Akademie für Soziale Berufe
 
 
 
 
 
 
 
 

Den Abschluss in der Tasche

Aufatmen, erleichtertes Getuschel und fröhliches Lachen vor der Hephata-Akademie für soziale Berufe: 13 Erzieher und zehn Heilerziehungspfleger haben ihre Abschlussprüfungen geschafft und ihr Zeugnisse in der Tasche.

Unter ihnen auch Janina Anstötz und Christian Kern. Eine dreijährige Ausbildung zum Erzieher liegt hinter und der Start ins Berufsleben vor ihnen. Eine Stelle zu finden war für die beiden 25-Jährigen kein Problem – die Berufschancen für Erzieher und Heilerziehungspfleger stehen gut, so Pfarrer Dr. Martin Sander-Gaiser, Leiter der Akademie.

Janina Anstötzt wird künftig in einem Marburger Kindergarten arbeiten. Ein Jahr lang hatte die Kirchhainerin während ihres Berufspraktikums mit Jugendlichen zu tun, „nun gehe ich erstmal in einen Kindergarten“, sagt sie und lächelt. Die Vielfalt ist es, was sie an ihrem Beruf schätzt. Eigenverantwortlich hat sie während ihrer Ausbildung in der Kinder- und Jugendhilfe des Elisabethvereins in Rauschenberg ein Projekt Mädchenarbeit ins Leben gerufen, das bei den Elf- bis 15-Jährigen ausgesprochen gut ankam. „Die Mädchen hat ihre körperliche Veränderung um Zuge der Pubertät stark verunsichert, das habe ich aufgegriffen“, so die 25-Jährige, die vor ihrer Ausbildung ein Pädagogik-Studium abbrach – „ ich habe gemerkt, dass mir die Praxis eher liegt“. Dass dies der Fall ist, haben auch die vier Mädchen der familienbegleitenden Wochengruppe in Rauschenberg schnell gespürt – die wöchentlichen, „Mädchentage“, wie Janina Anstötz ihr Projekt nannte,  wollten sie nicht mehr missen. „Die Mädchen hatten den  Wunsch, selbstbewusster zu werden“, so Janina Anstötz. Vom aufrechten Sitz über korrekte Kleidung bis hin zur richtigen Körperpflege – Janina Anstötz experimentierte viel mit den Jugendlichen und zeigte ihnen, wie selbstsicheres Auftreten gelingt. „Es macht mir total Spaß, mit Menschen zu arbeiten“, so die Erzieherin, „Ich kann da ich selber sein“.

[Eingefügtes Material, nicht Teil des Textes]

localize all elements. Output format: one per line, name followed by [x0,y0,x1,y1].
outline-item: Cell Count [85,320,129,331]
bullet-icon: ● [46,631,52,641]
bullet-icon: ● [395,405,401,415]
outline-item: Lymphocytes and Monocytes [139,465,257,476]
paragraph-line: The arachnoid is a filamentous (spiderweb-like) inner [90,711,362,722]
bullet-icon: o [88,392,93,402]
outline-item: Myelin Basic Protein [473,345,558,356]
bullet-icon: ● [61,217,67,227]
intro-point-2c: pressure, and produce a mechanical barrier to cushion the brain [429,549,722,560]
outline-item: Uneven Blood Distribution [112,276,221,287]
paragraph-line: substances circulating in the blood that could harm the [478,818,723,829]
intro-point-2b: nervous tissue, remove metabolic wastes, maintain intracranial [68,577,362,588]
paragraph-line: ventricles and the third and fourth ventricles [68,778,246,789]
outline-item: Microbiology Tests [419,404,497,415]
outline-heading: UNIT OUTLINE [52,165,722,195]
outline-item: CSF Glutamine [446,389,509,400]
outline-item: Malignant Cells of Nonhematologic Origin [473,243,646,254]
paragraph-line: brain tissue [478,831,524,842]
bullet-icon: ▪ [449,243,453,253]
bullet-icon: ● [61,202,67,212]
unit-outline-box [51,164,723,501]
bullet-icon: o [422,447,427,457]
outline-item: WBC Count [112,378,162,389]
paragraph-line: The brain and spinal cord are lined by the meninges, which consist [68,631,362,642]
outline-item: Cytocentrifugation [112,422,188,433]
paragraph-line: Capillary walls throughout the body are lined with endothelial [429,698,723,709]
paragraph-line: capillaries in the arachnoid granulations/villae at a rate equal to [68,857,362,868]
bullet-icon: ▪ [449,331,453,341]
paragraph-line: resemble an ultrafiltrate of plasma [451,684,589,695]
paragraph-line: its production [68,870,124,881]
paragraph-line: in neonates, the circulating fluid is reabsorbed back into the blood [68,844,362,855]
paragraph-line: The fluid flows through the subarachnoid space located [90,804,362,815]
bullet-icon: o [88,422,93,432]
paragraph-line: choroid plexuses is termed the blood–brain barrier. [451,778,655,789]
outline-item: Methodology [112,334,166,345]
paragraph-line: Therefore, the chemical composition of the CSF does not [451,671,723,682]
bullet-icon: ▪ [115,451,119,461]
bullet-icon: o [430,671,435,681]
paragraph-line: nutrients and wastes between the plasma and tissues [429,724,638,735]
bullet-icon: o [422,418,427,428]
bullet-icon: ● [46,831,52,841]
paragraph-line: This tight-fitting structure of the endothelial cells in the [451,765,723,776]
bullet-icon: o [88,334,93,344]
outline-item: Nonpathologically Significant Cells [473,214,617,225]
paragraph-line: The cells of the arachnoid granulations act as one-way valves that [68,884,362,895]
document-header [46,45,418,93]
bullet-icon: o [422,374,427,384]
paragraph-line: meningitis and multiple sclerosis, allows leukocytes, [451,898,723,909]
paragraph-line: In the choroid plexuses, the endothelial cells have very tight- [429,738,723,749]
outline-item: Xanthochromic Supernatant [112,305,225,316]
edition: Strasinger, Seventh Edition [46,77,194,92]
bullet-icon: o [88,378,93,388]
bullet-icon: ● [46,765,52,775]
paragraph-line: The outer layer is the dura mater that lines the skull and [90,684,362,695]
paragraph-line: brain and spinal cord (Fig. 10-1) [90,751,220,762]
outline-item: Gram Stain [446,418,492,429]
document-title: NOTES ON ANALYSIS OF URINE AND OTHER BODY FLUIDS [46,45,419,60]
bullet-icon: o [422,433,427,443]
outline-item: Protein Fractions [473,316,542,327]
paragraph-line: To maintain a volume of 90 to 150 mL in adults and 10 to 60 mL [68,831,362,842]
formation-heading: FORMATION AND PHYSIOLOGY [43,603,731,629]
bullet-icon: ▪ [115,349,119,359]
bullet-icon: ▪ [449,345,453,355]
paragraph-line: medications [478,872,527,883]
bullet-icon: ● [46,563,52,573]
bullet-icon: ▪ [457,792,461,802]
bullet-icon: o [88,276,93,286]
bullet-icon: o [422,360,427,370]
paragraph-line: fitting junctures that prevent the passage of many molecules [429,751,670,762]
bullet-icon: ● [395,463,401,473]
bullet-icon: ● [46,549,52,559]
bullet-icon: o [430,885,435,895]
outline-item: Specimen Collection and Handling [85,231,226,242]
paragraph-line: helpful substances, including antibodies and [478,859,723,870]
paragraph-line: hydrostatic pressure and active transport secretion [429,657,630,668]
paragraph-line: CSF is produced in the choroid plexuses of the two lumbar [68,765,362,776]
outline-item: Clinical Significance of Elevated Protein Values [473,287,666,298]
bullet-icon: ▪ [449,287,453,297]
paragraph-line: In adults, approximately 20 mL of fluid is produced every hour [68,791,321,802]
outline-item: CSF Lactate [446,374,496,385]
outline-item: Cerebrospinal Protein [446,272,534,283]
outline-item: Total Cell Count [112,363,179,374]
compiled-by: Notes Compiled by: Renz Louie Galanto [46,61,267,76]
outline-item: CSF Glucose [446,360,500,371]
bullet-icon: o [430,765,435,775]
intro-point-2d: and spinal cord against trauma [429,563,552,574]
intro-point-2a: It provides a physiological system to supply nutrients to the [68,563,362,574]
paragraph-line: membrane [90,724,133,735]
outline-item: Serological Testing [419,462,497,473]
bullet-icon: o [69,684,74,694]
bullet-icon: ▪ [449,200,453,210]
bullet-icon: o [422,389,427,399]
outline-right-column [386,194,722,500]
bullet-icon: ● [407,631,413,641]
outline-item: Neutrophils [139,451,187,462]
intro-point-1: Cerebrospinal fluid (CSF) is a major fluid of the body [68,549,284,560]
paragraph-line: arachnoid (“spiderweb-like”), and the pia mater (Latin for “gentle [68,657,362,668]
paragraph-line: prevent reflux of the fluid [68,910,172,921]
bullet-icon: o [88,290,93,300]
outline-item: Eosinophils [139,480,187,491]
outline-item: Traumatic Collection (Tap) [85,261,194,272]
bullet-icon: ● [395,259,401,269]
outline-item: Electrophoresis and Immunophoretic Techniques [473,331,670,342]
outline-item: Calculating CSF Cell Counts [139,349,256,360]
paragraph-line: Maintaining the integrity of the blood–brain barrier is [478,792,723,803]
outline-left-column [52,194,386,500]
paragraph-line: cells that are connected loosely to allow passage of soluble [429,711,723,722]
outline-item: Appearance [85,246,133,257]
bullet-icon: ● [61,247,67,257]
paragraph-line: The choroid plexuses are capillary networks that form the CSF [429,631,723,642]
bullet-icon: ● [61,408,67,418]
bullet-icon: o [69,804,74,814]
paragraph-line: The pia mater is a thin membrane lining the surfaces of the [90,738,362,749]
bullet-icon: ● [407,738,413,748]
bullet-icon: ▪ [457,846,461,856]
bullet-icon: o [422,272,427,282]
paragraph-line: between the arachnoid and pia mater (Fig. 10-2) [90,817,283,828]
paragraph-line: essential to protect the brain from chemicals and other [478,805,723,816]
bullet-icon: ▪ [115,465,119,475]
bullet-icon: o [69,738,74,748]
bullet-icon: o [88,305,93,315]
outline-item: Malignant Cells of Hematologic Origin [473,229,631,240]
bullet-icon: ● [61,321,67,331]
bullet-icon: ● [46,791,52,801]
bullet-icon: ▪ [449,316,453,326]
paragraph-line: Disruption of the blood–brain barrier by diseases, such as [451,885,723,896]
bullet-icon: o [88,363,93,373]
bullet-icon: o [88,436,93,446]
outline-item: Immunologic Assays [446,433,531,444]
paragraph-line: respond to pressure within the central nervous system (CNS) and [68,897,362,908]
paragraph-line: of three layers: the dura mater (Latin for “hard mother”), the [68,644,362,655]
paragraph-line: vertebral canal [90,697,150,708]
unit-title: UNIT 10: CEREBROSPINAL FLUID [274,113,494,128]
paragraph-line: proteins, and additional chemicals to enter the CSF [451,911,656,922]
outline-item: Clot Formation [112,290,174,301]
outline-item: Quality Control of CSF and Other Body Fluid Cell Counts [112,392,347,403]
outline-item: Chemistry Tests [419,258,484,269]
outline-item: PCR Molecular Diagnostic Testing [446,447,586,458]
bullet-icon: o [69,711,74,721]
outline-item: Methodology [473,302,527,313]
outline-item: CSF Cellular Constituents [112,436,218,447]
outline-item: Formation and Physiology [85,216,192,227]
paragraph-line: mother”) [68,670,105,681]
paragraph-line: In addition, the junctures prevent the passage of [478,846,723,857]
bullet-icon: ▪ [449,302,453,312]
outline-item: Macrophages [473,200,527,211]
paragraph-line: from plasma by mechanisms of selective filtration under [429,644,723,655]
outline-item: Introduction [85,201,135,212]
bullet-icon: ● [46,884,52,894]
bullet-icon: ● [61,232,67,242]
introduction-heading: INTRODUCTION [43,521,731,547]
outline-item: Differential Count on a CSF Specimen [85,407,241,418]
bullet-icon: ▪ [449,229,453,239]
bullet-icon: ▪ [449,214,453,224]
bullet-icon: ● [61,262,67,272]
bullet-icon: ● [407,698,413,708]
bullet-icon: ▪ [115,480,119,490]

Genau wie Christian Kern, der sein Berufspraktikum in der Hephata-Metallwerkstatt in Ziegenhain absolvierte. Dort werden unter anderem Dachanker für Photovoltaik-Anlagen montiert. Bei der Arbeit mit Schlagbohrer, Schrauber und Hammer geht es laut zu. Der hohe Lärmpegel war den Mitarbeitern und Klienten der Werkstatt für Menschen mit Behinderungen schon seit Längerem ein Dorn im Auge. Christian Kern hatte eine Idee und wusste zu helfen: Gemeinsam mit Klienten baute der Gilserberger Schallschutzboxen, die auf den Montagetischen aufgestellt werden und den Schall, der beim Arbeiten mit Schlagschraubern entsteht, dämpft. Christian Kern hat nach Abschluss seiner Ausbildung auch selbst etwas von seinem Projekt: Mit dem Zeugnis in der Tasche arbeitet er künftig als Erzieher in der Metallbauwerkstatt.

 

Die Absolventen der Akademie 

Erzieher: Alina Hecker (Burgwald-Ernsthausen), Patrick Arnold (Alsfeld), Viktoria Göbel (Neuental-Römersberg), Jana Schultheiß (Willingshausen), Louis Birkenstock (Antrifttal), Timo Bickert (Borken), Janina Anstötz (Kirchhain), Christian Kern (Gilserberg), Victoria Fesenko (Neustadt), Isabelle Dinges (Neukirchen), Ewa Orzol (Oberaula), Philipp Dombrowski (Schwalmstadt) und Helena Jäckel (Frielendorf).

Heilerziehungspfleger: Silke Klein (Homberg/Efze), Laura Koziolek (Rotenburg a. d. Fulda), Konstantin Schaetzky (Kassel), Sylvia Günther (Hessisch Lichtenau), Christian Serokwascha (Schwalmstadt), Cheyenne Imberger (Borken-Trockenerfurth), Marlon Pütz (Gedern), Karla Göltner (Haunetal-Holzheim), Melissa Spanknebel (Neuental), Vanessa Schweinsberger (Stadtallendorf).